What this affair reveals is that even in the supposedly open world of Web 2.0, competitive advantage still seems to be measured by the strength of a site’s or a service’s lock-in and the size of the switching costs it imposes on its “members.” It’s still as much, or more, about erecting barriers as it is about knocking them down.
There’s also the fact that many MySpacers have spent countless hours finding and adding blinky animated sparkly shit to their pages. There’s a huge time investment in both, not just Photobucket.
Standards supporting the portability of “blinky animated sparkly shit”(BASS) could tip the scales here. Then Myspace competitors could fish for clients based on BASS import tools.

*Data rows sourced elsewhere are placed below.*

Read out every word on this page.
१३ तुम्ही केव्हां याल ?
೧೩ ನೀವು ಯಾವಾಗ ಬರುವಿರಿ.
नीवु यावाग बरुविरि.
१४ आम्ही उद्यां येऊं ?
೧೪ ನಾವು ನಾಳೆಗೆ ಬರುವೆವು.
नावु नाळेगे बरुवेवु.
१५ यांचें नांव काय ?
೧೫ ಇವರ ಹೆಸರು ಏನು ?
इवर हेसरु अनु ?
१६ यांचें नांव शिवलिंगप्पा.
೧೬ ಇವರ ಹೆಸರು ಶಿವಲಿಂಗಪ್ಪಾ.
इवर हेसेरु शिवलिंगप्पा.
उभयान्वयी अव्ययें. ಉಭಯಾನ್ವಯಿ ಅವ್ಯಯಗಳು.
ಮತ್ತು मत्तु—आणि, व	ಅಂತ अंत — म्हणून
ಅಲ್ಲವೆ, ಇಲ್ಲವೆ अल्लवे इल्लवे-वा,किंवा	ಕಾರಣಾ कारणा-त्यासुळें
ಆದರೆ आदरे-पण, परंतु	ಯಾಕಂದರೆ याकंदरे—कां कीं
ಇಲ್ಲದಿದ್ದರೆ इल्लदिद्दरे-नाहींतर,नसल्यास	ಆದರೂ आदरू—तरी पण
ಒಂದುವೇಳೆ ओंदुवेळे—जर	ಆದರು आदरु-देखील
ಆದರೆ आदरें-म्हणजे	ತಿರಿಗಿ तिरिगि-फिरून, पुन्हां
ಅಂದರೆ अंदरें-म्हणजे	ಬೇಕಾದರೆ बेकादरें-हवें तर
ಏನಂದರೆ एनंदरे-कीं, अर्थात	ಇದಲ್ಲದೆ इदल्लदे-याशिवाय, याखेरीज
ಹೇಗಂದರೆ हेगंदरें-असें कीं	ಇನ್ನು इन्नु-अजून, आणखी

In the late 90s, it seemed that BASS was going out of style as a site design strategy. But MySpace has really brought it back to the fore. BASS is the Web’s bling.
There’s sort of a neat tension here. As you say, the leaders in a space have an incentive to erect walls and obstacles to lock folks down. This creates opportunities for challengers to make headway by being more open. One of the reasons that MySpace was able to overtake Friendster was the rigidity with which Friendster was run.
There is conceivably some line that MySpace could cross that would drive influential users away en masse. Maybe it’s taking away YouTube videos. Maybe it’s getting rid of all third party embeds. I don’t think Photobucket will be that line, but at this point, it’s too early to tell.